Syncing Roster Data at Scale
As your product integrates with more schools, you'll need a data synchronization strategy that is performant, reliable, and cost-effective. This guide outlines our recommended best practices for syncing roster data from dozens or hundreds of Edlink integrations.
Technical Architecture for Syncing
The single most important principle for syncing at scale is to always process data on a per-integration basis.
Data in the Edlink platform is sharded by integration_id
. Different integrations may reside in different physical data regions. Architecting your sync process around the integration_id
is essential for performance and reliability.
We recommend using a queuing system like AWS SQS or Google Pub/Sub to manage and distribute sync jobs to a number of worker nodes.
- Create Jobs by Integration: Each "job" placed into the queue should represent a single
integration_id
that needs to be synced. - Process in Parallel: Use workers (e.g., Kubernetes pods, serverless functions) to pull jobs from the queue and process them in parallel. This allows you to sync multiple districts simultaneously.
Using a persistent VM may be cheaper due to the costs associated with high-memory, long-duration serverless functions. You may not be able to process some large schools or universities in a standard serverless environment due to the sheer volume of data.
Use Top-Level Endpoints
A common mistake is to iterate through schools and then fetch data for each school. This is inefficient and will not scale.
- Always use top-level Graph API endpoints like
/v2/graph/people
or/v2/graph/enrollments
for a given integration. These are more performant and will require fewer API calls than sub-object endpoints like/v2/graph/schools/:school_id/people
. - You can easily reconstruct school-specific data locally. For example, each
Person
object returned from/v2/graph/people
contains aschool_ids
array, allowing you to associate people with their schools after fetching the complete dataset.
Scheduling Your Syncs
Use a cron-based system, like the open-source cron
utility or a cloud-native tool like Google Cloud Scheduler, to trigger your sync jobs.

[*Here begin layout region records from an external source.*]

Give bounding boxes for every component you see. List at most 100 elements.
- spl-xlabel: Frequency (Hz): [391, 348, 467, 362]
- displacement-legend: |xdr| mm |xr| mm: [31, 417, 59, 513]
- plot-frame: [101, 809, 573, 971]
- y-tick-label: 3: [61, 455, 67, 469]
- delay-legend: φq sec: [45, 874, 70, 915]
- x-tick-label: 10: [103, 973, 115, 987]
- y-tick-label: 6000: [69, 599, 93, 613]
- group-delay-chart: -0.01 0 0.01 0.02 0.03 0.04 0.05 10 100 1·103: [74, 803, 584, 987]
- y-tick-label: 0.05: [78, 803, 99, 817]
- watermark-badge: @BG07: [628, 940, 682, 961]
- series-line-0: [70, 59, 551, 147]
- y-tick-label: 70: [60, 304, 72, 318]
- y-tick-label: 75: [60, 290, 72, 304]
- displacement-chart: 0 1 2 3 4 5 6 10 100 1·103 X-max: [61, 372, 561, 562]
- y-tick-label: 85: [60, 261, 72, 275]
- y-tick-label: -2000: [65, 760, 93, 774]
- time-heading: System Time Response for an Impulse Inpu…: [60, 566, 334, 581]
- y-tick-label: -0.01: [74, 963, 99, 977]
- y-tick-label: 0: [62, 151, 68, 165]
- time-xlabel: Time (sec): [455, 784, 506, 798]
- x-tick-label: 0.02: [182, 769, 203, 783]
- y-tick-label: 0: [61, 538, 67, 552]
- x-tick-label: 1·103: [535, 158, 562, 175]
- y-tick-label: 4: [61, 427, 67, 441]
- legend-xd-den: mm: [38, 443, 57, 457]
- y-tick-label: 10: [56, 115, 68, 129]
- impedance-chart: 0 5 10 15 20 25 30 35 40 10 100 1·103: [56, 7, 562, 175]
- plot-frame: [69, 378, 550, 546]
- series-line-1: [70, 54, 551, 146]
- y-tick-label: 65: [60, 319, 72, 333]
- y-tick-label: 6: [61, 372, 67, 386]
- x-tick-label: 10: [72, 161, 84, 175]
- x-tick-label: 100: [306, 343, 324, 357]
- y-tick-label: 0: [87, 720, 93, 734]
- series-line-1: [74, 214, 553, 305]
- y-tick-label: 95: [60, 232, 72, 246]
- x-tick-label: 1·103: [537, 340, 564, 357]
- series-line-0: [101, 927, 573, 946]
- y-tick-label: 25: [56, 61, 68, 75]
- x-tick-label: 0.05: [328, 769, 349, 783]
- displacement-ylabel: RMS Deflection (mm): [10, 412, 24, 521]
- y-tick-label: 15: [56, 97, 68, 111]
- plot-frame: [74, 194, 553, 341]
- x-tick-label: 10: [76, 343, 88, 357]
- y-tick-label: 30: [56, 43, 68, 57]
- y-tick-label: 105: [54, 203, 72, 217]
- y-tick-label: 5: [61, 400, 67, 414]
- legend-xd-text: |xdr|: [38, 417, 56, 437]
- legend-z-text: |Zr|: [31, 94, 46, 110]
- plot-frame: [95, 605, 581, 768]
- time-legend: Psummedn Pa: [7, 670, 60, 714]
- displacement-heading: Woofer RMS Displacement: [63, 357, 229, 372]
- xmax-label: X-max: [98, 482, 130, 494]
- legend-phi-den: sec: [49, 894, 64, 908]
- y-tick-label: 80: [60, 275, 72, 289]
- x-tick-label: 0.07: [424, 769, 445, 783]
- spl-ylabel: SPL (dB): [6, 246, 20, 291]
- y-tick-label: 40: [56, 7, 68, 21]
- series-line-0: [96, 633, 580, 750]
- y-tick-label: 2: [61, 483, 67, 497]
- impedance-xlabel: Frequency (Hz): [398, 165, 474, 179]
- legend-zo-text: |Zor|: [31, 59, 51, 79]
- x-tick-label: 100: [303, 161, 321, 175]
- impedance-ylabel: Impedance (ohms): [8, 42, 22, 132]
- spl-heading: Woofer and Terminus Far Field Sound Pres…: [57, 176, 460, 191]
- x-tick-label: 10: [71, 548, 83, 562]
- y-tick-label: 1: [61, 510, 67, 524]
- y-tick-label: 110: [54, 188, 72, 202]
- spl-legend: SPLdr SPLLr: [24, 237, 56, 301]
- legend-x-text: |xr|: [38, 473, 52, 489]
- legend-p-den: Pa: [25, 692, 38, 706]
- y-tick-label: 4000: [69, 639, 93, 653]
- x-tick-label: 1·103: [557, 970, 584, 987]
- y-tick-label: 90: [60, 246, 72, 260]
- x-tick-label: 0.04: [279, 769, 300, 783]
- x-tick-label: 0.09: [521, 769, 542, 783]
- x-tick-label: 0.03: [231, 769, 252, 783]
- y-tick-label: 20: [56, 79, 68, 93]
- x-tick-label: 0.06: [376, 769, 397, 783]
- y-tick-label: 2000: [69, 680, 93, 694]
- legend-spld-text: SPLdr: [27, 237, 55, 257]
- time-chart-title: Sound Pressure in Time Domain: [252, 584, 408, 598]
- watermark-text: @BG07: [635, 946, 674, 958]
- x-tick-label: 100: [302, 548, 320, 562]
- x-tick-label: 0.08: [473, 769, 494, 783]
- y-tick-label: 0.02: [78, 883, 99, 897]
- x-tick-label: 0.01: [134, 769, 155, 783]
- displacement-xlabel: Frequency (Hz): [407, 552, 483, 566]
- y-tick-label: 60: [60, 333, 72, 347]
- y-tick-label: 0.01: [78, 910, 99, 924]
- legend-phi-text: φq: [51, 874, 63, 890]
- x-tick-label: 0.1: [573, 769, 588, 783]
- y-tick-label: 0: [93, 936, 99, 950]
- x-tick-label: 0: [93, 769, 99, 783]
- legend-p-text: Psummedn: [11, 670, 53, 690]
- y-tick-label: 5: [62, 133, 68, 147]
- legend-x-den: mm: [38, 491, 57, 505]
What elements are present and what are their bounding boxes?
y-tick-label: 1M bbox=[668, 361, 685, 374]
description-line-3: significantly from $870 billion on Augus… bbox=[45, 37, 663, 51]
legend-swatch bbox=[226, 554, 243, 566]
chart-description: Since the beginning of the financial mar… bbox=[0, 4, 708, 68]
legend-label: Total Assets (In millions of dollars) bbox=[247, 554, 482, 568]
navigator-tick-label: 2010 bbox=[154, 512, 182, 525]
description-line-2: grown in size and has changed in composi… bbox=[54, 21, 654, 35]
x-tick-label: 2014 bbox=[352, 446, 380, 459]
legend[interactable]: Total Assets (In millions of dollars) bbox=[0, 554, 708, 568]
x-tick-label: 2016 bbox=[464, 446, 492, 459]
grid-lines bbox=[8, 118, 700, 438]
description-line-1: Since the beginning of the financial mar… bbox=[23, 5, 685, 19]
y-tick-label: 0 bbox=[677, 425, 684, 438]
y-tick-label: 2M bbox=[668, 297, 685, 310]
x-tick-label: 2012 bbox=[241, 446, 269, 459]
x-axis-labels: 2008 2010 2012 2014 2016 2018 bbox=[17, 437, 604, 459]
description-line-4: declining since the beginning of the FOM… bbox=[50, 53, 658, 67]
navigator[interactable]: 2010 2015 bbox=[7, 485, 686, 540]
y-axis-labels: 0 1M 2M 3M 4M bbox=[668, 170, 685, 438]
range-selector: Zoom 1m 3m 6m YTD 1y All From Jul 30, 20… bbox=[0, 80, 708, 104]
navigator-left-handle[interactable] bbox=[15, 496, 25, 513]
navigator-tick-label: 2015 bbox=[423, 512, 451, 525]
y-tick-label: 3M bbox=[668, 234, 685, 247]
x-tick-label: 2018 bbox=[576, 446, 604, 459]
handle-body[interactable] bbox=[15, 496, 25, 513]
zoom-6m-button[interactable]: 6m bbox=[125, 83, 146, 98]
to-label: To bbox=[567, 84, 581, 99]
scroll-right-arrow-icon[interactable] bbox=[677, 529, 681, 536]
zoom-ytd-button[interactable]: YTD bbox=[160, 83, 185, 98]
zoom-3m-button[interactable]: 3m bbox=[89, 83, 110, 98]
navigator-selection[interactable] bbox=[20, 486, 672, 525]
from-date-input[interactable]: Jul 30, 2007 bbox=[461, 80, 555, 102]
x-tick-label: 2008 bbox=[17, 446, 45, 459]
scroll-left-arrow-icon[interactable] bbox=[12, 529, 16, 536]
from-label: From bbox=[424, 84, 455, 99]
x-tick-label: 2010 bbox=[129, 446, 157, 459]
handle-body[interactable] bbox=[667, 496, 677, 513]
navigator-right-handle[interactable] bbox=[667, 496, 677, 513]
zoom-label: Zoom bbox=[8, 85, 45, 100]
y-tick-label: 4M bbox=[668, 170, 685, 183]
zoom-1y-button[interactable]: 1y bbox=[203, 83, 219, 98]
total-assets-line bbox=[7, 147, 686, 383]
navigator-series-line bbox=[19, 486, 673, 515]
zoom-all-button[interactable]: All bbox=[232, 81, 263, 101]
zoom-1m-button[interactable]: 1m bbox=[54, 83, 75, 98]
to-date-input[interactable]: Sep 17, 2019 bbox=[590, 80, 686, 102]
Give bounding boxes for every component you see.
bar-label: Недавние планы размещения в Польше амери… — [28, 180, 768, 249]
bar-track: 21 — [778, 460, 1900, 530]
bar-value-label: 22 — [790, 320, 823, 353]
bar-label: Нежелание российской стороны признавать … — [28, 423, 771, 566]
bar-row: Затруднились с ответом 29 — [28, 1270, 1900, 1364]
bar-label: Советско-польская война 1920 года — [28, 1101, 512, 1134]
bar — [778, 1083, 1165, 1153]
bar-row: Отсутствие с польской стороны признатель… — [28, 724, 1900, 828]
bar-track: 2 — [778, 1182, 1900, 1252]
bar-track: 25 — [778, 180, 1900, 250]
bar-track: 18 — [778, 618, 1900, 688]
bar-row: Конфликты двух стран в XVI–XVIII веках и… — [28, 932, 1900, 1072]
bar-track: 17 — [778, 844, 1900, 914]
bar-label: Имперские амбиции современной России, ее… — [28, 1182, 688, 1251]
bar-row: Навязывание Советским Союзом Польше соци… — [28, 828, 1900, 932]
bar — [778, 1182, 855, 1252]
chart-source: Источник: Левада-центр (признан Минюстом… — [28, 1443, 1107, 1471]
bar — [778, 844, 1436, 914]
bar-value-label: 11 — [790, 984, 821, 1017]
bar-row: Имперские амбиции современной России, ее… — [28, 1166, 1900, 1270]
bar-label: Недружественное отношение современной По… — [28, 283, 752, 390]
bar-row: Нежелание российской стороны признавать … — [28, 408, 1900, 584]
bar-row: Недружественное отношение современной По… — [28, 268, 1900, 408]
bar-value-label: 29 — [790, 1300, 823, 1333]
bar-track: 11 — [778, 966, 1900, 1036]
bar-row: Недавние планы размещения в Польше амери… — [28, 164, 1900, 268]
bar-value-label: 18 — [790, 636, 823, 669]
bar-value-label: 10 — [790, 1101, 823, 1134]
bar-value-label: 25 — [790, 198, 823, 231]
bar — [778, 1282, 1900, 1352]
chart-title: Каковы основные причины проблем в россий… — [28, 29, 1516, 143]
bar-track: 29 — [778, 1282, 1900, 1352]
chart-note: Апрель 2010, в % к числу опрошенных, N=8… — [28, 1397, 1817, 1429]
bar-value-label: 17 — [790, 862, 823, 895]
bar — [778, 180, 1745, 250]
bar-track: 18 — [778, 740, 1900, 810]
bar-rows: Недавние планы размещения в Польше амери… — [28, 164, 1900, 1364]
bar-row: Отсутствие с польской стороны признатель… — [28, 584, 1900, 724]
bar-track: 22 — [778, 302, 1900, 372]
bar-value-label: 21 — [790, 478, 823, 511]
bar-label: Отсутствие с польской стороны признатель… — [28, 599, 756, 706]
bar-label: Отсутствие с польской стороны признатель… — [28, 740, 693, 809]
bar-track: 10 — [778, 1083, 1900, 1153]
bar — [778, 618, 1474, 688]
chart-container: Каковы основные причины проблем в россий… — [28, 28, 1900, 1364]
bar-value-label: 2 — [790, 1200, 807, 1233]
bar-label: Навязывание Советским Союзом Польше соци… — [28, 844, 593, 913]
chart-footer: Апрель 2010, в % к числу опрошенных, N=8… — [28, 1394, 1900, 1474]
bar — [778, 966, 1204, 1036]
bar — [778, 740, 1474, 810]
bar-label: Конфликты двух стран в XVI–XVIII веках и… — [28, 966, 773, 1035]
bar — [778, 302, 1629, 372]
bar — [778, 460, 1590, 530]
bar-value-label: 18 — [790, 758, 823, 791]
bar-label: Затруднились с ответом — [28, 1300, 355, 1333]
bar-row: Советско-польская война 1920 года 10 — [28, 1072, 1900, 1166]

Roster data does not change constantly. For most providers, Edlink syncs with the source of truth once every 24 hours. Scheduling your syncs to run every 6-12 hours is a reasonable starting point.
Be mindful of the load on your system. Increasing sync frequency from every 6 hours to every 4 hours represents a 50% increase in the computational load.
Choosing a Sync Strategy: Full Sync vs. Events
While the Edlink Events API can seem like an efficient way to get data deltas, it introduces significant complexity. We almost always recommend a full sync strategy for its simplicity and robustness.
The Challenges of an Events-Based System
- State Management: Events are carefully ordered by dependency. Missing a single event or processing it out of order can lead to a corrupted state in your local database.
- Volume: There are often far more events than developers anticipate. Sequentially processing a high volume of events can become a performance bottleneck.
A Hybrid Approach for Higher Frequency Syncs
If you need to know if data has changed more frequently without the overhead of a full sync every time, consider this hybrid model:
- Perform a full sync for an integration. As part of this, fetch the ID of the most recent event and store it.
- On your next scheduled run, query the
/v2/graph/events
endpoint using the$after
parameter with the last event ID you stored. - If the query returns no new events, you can skip the full sync for this cycle.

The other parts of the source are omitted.